Sitting in front of the camera to be interviewed or in a boardroom with fellow team members, I, at times, felt defeated. Being a person who stutters, I am constantly reminded every time to open my mouth that I stutter. It is hard. It is infuriating. It is emotionally draining. My mind has created this underlying pressure, whenever I have to use my voice, to speak eloquently, intelligently, and in some cases “perfectly” (or in my mind at least). I want to come across to people that I am all of that and a bag of chips! Though when I stutter, I sometimes feel as if I have failed as a communicator. In my mind, if I stutter, I have let myself down, and that’s such a dangerous way of thinking. A hard lesson I have had to learn is that fluency does not equal effectiveness. What I have to keep reminding myself time and time again is that me just using my voice and communicating, stuttering or not, is a feat of courage. It should not be how I say something, but what I say it. When I notice myself getting fearing my stuttering or being afraid to speak, the words of Momma Crawford come trickling into my ear. She says “Nate, the things you have to say are worth sharing”.
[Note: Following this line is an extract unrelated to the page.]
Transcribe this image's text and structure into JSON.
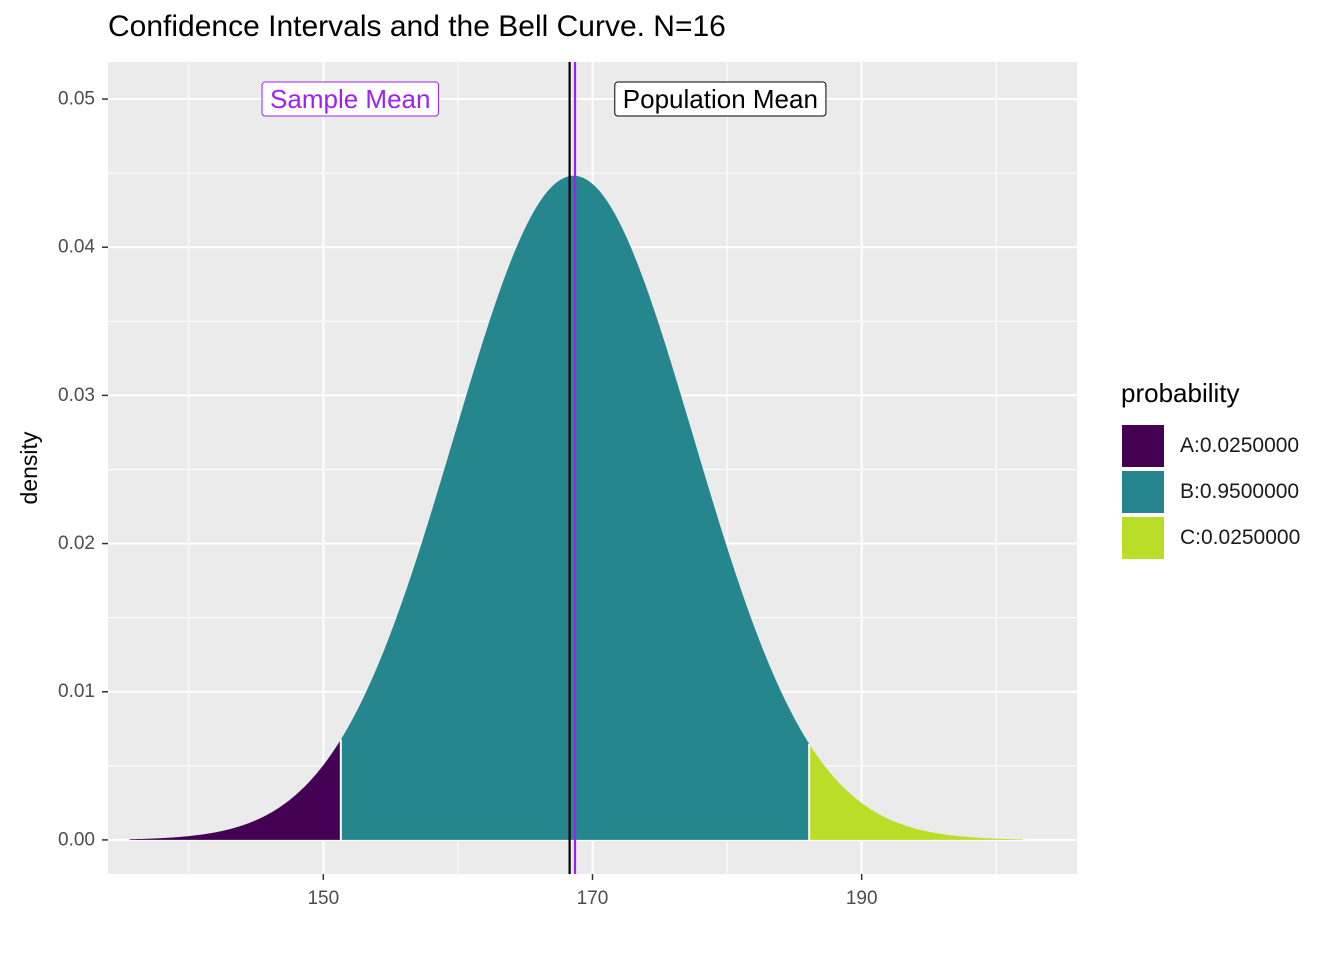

So I share. I share my voice, in a conference room, in an interview, or online. I share my recipes to connect people and ideas together. I share my stories because I want to inspire others. I want to share how stuttering has not stopped me in dreaming.Whatever it is for, our stories matters. Never be afraid to share it.
Now let’s have some cake.
Hummingbird Cake with a Goat Cheese & Chamomile Tea Frosting
Original recipe adapted from Southern Living
For the cake
3 cups (384 g) all-purpose flour
2 cups (402 g) sugar
1 teaspoon salt
1 teaspoon baking soda
1 teaspoon ground cinnamon
3 large eggs, beaten
1 ½ cups (12 oz.) vegetable oil
1 ½ teaspoons vanilla extract
8 oz. crushed pineapple, undrained (I just used canned pineapple)
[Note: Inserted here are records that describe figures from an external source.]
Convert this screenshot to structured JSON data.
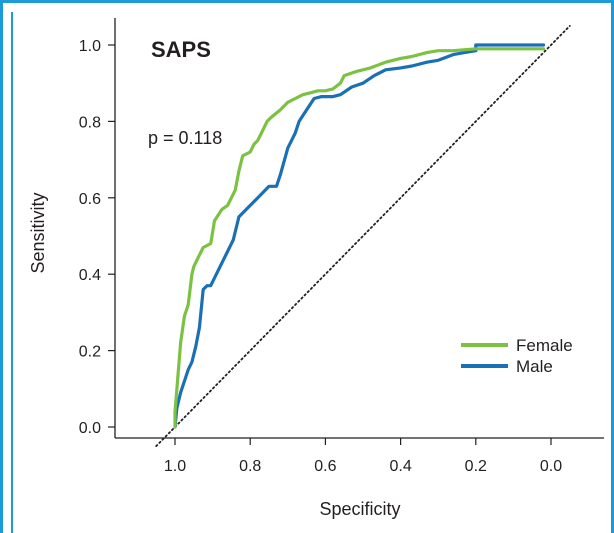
{
  "chart_data": {
    "type": "line",
    "title": "SAPS",
    "annotation": "p = 0.118",
    "xlabel": "Specificity",
    "ylabel": "Sensitivity",
    "xlim": [
      1.1,
      -0.1
    ],
    "ylim": [
      -0.02,
      1.04
    ],
    "x_reversed": true,
    "grid": false,
    "legend_position": "lower-right",
    "xticks": [
      1.0,
      0.8,
      0.6,
      0.4,
      0.2,
      0.0
    ],
    "xtick_labels": [
      "1.0",
      "0.8",
      "0.6",
      "0.4",
      "0.2",
      "0.0"
    ],
    "yticks": [
      0.0,
      0.2,
      0.4,
      0.6,
      0.8,
      1.0
    ],
    "ytick_labels": [
      "0.0",
      "0.2",
      "0.4",
      "0.6",
      "0.8",
      "1.0"
    ],
    "reference_line": {
      "x": [
        1.05,
        -0.05
      ],
      "y": [
        -0.05,
        1.05
      ],
      "style": "dotted"
    },
    "series": [
      {
        "name": "Female",
        "color": "#7cc242",
        "x": [
          1.0,
          1.0,
          0.995,
          0.985,
          0.975,
          0.965,
          0.955,
          0.95,
          0.935,
          0.925,
          0.905,
          0.895,
          0.875,
          0.86,
          0.85,
          0.84,
          0.83,
          0.82,
          0.8,
          0.79,
          0.78,
          0.77,
          0.755,
          0.745,
          0.72,
          0.7,
          0.68,
          0.66,
          0.64,
          0.62,
          0.6,
          0.58,
          0.56,
          0.55,
          0.52,
          0.48,
          0.44,
          0.4,
          0.37,
          0.33,
          0.3,
          0.26,
          0.2,
          0.1,
          0.02
        ],
        "y": [
          0.0,
          0.04,
          0.1,
          0.22,
          0.29,
          0.32,
          0.4,
          0.42,
          0.45,
          0.47,
          0.48,
          0.54,
          0.57,
          0.58,
          0.6,
          0.62,
          0.67,
          0.71,
          0.72,
          0.74,
          0.75,
          0.77,
          0.8,
          0.81,
          0.83,
          0.85,
          0.86,
          0.87,
          0.875,
          0.88,
          0.88,
          0.885,
          0.9,
          0.92,
          0.93,
          0.94,
          0.955,
          0.965,
          0.97,
          0.98,
          0.985,
          0.985,
          0.99,
          0.99,
          0.99
        ]
      },
      {
        "name": "Male",
        "color": "#1a6fb5",
        "x": [
          1.0,
          0.995,
          0.985,
          0.975,
          0.965,
          0.955,
          0.945,
          0.935,
          0.925,
          0.915,
          0.905,
          0.885,
          0.865,
          0.845,
          0.83,
          0.81,
          0.79,
          0.77,
          0.75,
          0.73,
          0.72,
          0.7,
          0.68,
          0.67,
          0.65,
          0.63,
          0.61,
          0.58,
          0.56,
          0.53,
          0.5,
          0.47,
          0.44,
          0.4,
          0.37,
          0.33,
          0.3,
          0.26,
          0.23,
          0.2,
          0.2,
          0.1,
          0.02
        ],
        "y": [
          0.0,
          0.05,
          0.09,
          0.12,
          0.15,
          0.17,
          0.21,
          0.26,
          0.36,
          0.37,
          0.37,
          0.41,
          0.45,
          0.49,
          0.55,
          0.57,
          0.59,
          0.61,
          0.63,
          0.63,
          0.66,
          0.73,
          0.77,
          0.8,
          0.83,
          0.86,
          0.865,
          0.865,
          0.87,
          0.89,
          0.9,
          0.92,
          0.935,
          0.94,
          0.945,
          0.955,
          0.96,
          0.975,
          0.98,
          0.985,
          1.0,
          1.0,
          1.0
        ]
      }
    ]
  },
  "frame": {
    "accent": "#1d9bd7"
  }
}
2 cups (600 g) crushed bananas
1 cup (125 g) pecans, roughly chopped
For the cream cheese frosting
4 oz. goat cheese
4 oz. crème fraiche
8 oz. cream cheese
1 cup (227 g) butter, softened
2 cups (256 g) confectioners’ sugar
2 teaspoons vanilla extract
1-2 bags of chamomile tea
For the cake. Preheat the oven to 350 F / 177 C. In a stand mixer with the beater attachment, hand whisk together flour, sugar, salt, baking soda, and ground cinnamon. Add the eggs and oil and beat until the wet ingredients are incorporated into the dry ingredients. Stir in vanilla, pineapple, bananas, and 1 cup chopped toasted pecans. Divide the batter into three buttered and floured 9-inch round cake pans.
Bake the cakes for 25-30 minutes or until a wooden pick inserted in center comes out clean. Cool cake layers in pans on wire racks 10 minutes; remove from pans to wire racks, and cool completely (about 1 hour).
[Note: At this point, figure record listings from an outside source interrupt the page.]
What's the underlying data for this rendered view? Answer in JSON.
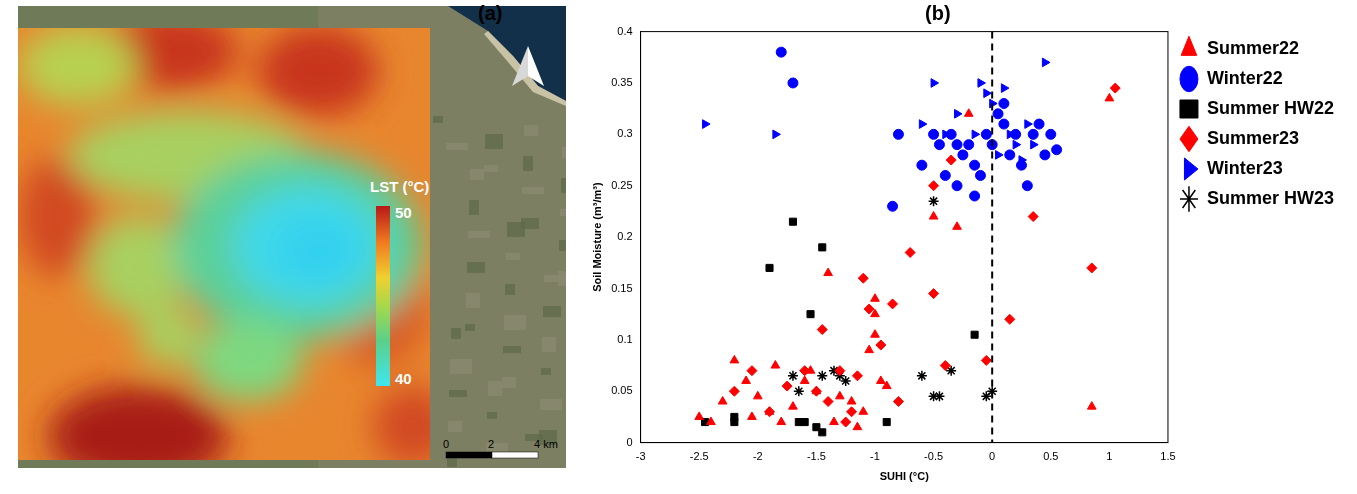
{
  "panel_labels": [
    "(a)",
    "(b)"
  ],
  "map": {
    "colorbar": {
      "title": "LST (°C)",
      "range": [
        40,
        50
      ],
      "ticks": [
        40,
        50
      ]
    },
    "scale_bar": {
      "ticks": [
        {
          "value": 0,
          "label": "0"
        },
        {
          "value": 2,
          "label": "2"
        },
        {
          "value": 4,
          "label": "4 km"
        }
      ]
    }
  },
  "chart_data": {
    "type": "scatter",
    "x_label": "SUHI (°C)",
    "y_label": "Soil Moisture (m³/m³)",
    "xlim": [
      -3,
      1.5
    ],
    "xticks": [
      -3,
      -2.5,
      -2,
      -1.5,
      -1,
      -0.5,
      0,
      0.5,
      1,
      1.5
    ],
    "ylim": [
      0,
      0.4
    ],
    "yticks": [
      0,
      0.05,
      0.1,
      0.15,
      0.2,
      0.25,
      0.3,
      0.35,
      0.4
    ],
    "grid": false,
    "legend": "right",
    "vline": {
      "x": 0,
      "line_style": "dashed",
      "color": "#000000"
    },
    "series": [
      {
        "name": "Summer22",
        "color": "#ff0000",
        "marker": "triangle",
        "x": [
          -2.5,
          -2.4,
          -2.3,
          -2.2,
          -2.1,
          -2.0,
          -1.9,
          -1.8,
          -1.7,
          -1.6,
          -1.55,
          -1.5,
          -1.4,
          -1.3,
          -1.2,
          -1.15,
          -1.1,
          -1.0,
          -1.0,
          -1.0,
          -0.95,
          -0.9,
          -0.5,
          -0.3,
          -0.2,
          0.85,
          1.0,
          -1.85,
          -2.05,
          -1.35,
          -1.05
        ],
        "values": [
          0.025,
          0.02,
          0.04,
          0.08,
          0.06,
          0.045,
          0.03,
          0.02,
          0.035,
          0.06,
          0.07,
          0.05,
          0.165,
          0.045,
          0.04,
          0.015,
          0.03,
          0.125,
          0.14,
          0.105,
          0.06,
          0.055,
          0.22,
          0.21,
          0.32,
          0.035,
          0.335,
          0.075,
          0.025,
          0.02,
          0.09
        ]
      },
      {
        "name": "Winter22",
        "color": "#0000ff",
        "marker": "circle",
        "x": [
          -1.8,
          -1.7,
          -0.85,
          -0.8,
          -0.6,
          -0.5,
          -0.45,
          -0.4,
          -0.35,
          -0.3,
          -0.25,
          -0.2,
          -0.15,
          -0.1,
          -0.05,
          0,
          0.05,
          0.1,
          0.15,
          0.2,
          0.25,
          0.3,
          0.35,
          0.4,
          0.45,
          0.55,
          0.5,
          -0.3,
          0.1,
          -0.15
        ],
        "values": [
          0.38,
          0.35,
          0.23,
          0.3,
          0.27,
          0.3,
          0.29,
          0.26,
          0.3,
          0.25,
          0.28,
          0.29,
          0.27,
          0.26,
          0.3,
          0.29,
          0.32,
          0.31,
          0.28,
          0.3,
          0.27,
          0.25,
          0.3,
          0.31,
          0.28,
          0.285,
          0.3,
          0.29,
          0.33,
          0.24
        ]
      },
      {
        "name": "Summer HW22",
        "color": "#000000",
        "marker": "square",
        "x": [
          -2.45,
          -2.2,
          -2.2,
          -1.9,
          -1.7,
          -1.65,
          -1.6,
          -1.55,
          -1.5,
          -1.45,
          -1.45,
          -0.9,
          -0.15
        ],
        "values": [
          0.02,
          0.02,
          0.025,
          0.17,
          0.215,
          0.02,
          0.02,
          0.125,
          0.015,
          0.01,
          0.19,
          0.02,
          0.105
        ]
      },
      {
        "name": "Summer23",
        "color": "#ff0000",
        "marker": "diamond",
        "x": [
          -2.05,
          -1.9,
          -1.75,
          -1.6,
          -1.5,
          -1.45,
          -1.4,
          -1.3,
          -1.25,
          -1.15,
          -1.1,
          -1.05,
          -0.95,
          -0.85,
          -0.8,
          -0.7,
          -0.5,
          -0.5,
          -0.4,
          -0.35,
          -0.05,
          0.15,
          0.35,
          0.85,
          1.05,
          -2.2,
          -1.2
        ],
        "values": [
          0.07,
          0.03,
          0.055,
          0.07,
          0.05,
          0.11,
          0.04,
          0.07,
          0.02,
          0.065,
          0.16,
          0.13,
          0.095,
          0.135,
          0.04,
          0.185,
          0.145,
          0.25,
          0.075,
          0.275,
          0.08,
          0.12,
          0.22,
          0.17,
          0.345,
          0.05,
          0.03
        ]
      },
      {
        "name": "Winter23",
        "color": "#0000ff",
        "marker": "triangle-right",
        "x": [
          -2.45,
          -1.85,
          -0.5,
          -0.6,
          -0.4,
          -0.25,
          -0.1,
          -0.05,
          0,
          0.05,
          0.1,
          0.15,
          0.2,
          0.25,
          0.3,
          0.35,
          0.45,
          -0.3,
          0.05,
          -0.15
        ],
        "values": [
          0.31,
          0.3,
          0.35,
          0.31,
          0.3,
          0.28,
          0.35,
          0.34,
          0.33,
          0.32,
          0.345,
          0.3,
          0.29,
          0.275,
          0.31,
          0.29,
          0.37,
          0.32,
          0.28,
          0.3
        ]
      },
      {
        "name": "Summer HW23",
        "color": "#000000",
        "marker": "star",
        "x": [
          -1.7,
          -1.65,
          -1.45,
          -1.3,
          -1.25,
          -0.6,
          -0.5,
          -0.45,
          -0.35,
          -0.5,
          -0.05,
          0,
          -1.35
        ],
        "values": [
          0.065,
          0.05,
          0.065,
          0.065,
          0.06,
          0.065,
          0.045,
          0.045,
          0.07,
          0.235,
          0.045,
          0.05,
          0.07
        ]
      }
    ]
  }
}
For the cream cheese frosting. In a stand mixer with the beater attachment, beat together the goat cheese, crème fraiche, cream cheese and butter at medium-low speed until smooth. Gradually add sugar and beat on a low speed until blended. Stir in vanilla. Increase speed to medium-high,and beat 1 to 2 minutes or until fluffy.
To assemble. Place one cake layer on a serving platter. Spread one cup frosting over the cake layer. Top with the second layer, and spread 1 cup of frosting over cake layer. Top with third cake layer, and spread top and sides of cake with. Top with toasted pecan, roughly chopped, and chamomile buds (optional).